Columbia, Google Data Researchers Find Your Secret Web Identity Isn’t as Safe as You Think

By
Kim Martineau
May 09, 2016

In cyberspace, anonymity is increasingly hard to come by. In a study likely to raise privacy concerns, Columbia researchers are the latest to show how easy it is to unmask someone registered under a fake name on social media. Working with Google, the researchers demonstrated that location tagged posts on just two social media apps are enough to identify accounts held by the same person. The team presented its results at the World Wide Web conference in Montreal in April.

Previous research has shown that individual online shoppers, taxicab riders and Netflix subscribers are all easily identified in data sets that have been stripped of people’s names. The new research takes those findings a step further by showing that any data set with location information— credit card purchases, Foursquare check-ins or Instagram posts—can be easily linked to other data sets to identify someone

“People are now sharing their location on a growing number of apps, often without realizing it. Companies no longer have to be very sophisticated to access this data and use it.”

 

“Many people choose not to identify themselves online,” said study coauthor Augustin Chaintreau, an assistant professor of computer science at Columbia Engineering and a member of the Data Science Institute. “If I now tell you that your location data makes you recognizable across all of your accounts, how does that change your behavior? This is a question we now have to answer.”
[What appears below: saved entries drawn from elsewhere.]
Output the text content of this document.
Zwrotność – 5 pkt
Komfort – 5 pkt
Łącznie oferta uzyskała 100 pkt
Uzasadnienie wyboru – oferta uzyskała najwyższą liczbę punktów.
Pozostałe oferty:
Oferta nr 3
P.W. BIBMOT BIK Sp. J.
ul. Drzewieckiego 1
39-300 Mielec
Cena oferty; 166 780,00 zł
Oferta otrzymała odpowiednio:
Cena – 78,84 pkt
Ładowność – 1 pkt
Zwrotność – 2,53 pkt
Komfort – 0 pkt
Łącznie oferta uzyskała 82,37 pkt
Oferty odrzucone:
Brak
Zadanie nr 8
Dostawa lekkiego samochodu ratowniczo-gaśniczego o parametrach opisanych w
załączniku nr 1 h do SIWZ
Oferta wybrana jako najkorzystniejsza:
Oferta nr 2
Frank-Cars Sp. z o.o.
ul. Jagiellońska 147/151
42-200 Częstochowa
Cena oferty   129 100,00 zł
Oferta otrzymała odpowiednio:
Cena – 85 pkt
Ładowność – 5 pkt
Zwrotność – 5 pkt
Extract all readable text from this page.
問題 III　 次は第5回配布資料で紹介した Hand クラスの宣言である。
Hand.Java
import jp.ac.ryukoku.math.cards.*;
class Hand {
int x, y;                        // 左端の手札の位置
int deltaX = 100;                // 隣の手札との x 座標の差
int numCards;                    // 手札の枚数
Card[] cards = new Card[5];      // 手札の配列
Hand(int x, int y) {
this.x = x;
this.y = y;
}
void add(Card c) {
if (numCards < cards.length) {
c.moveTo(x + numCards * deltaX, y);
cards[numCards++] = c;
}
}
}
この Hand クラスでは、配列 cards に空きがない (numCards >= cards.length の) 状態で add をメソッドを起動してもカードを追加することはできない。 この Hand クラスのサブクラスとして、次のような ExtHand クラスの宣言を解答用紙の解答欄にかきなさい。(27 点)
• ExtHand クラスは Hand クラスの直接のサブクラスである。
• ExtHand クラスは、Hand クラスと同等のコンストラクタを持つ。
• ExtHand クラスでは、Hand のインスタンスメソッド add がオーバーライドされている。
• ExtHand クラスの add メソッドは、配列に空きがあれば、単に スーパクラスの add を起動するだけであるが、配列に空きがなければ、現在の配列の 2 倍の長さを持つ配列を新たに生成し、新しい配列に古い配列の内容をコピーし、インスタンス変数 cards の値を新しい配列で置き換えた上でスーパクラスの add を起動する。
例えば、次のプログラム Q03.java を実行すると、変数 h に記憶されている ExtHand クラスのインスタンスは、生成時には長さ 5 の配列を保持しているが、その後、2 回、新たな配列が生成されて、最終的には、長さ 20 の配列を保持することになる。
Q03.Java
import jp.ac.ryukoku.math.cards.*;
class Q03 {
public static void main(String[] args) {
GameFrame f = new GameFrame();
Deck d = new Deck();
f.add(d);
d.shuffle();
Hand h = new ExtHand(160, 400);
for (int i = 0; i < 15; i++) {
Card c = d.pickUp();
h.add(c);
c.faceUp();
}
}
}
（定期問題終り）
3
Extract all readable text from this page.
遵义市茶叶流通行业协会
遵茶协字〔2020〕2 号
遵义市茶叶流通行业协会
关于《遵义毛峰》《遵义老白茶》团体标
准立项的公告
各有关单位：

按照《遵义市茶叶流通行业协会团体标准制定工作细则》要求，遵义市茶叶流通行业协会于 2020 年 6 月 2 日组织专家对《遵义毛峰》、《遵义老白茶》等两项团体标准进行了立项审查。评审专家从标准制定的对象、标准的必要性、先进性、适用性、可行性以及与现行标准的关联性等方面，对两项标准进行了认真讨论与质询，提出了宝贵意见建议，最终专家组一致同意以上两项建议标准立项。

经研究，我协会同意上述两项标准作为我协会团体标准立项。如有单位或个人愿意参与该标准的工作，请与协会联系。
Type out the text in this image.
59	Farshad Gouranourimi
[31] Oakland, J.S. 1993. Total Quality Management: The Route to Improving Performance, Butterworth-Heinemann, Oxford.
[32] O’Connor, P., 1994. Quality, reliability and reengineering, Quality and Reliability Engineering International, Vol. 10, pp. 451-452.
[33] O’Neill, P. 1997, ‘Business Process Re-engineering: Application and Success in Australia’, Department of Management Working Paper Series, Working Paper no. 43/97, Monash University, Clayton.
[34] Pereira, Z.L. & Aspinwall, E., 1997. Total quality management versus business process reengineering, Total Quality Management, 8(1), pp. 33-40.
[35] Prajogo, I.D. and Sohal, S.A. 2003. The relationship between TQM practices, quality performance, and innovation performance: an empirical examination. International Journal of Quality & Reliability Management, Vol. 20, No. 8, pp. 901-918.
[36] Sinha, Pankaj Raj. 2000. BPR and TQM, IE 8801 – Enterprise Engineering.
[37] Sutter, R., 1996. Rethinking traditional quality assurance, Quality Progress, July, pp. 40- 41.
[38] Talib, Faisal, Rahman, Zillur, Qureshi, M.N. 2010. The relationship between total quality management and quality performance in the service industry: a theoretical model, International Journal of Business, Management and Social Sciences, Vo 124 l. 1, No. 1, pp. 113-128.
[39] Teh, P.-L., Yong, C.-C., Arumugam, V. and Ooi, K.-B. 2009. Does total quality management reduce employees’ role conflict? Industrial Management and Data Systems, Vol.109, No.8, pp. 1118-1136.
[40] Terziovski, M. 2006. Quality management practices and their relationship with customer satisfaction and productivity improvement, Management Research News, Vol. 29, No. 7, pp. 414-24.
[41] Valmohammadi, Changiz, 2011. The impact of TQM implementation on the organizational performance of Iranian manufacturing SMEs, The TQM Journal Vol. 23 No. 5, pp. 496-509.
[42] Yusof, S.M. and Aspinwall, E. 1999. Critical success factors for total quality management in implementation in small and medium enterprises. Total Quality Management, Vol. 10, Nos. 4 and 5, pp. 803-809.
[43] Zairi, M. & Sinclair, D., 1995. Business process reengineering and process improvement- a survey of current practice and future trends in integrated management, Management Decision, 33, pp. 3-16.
The team’s algorithm compares geotagged Twitter posts with posts on Instagram and Foursquare to link accounts held by the same person, even if they have been stripped of biographical information. It calculates the probability that one person posting at a given time could also be posting in a second app at another time and place. Using a similar method, the researchers also could identify shoppers by matching anonymous credit card purchases against logs of their mobile phones pinging the nearest cell tower.

Of all the digital traces we leave in daily life, location metadata may be the most revealing. People’s real world movements are so distinctive that many users can be identified from surprisingly few data points. Even when people adjust their privacy settings, or fill in profile information incorrectly, with a fake name or age to disguise their identity their location information may give them away, the study concludes.

How much information is leaking out? The researchers devised a way to find out. Two undergraduates, Daniel Echikson at Columbia College and Stephanie Huang at Columbia Engineering, with study coauthor Chris Riederer, a graduate student in computer science at Engineering, built an online tool—You Are Where You Go—to let people audit their social media trail. With a few clicks, the tool retraces the user’s steps on Twitter, Instagram and Foursquare. A few simple algorithms then process this information to make relatively accurate inferences about the user’s age, ethnicity, income, and even whether or not they have children.

Location tracking data is now embedded in phones and many apps precisely because it’s so useful. It’s what allows users to get accurate directions instantly, learn that a friend is unexpectedly nearby, or that a store in the neighborhood is offering a promotion. These perks, however, come with large privacy risks that remain poorly understood.

“People are now sharing their location on a growing number of apps, often without realizing it,” cautions Riederer. “Companies no longer have to be very sophisticated to access this data and use it for their own purposes.”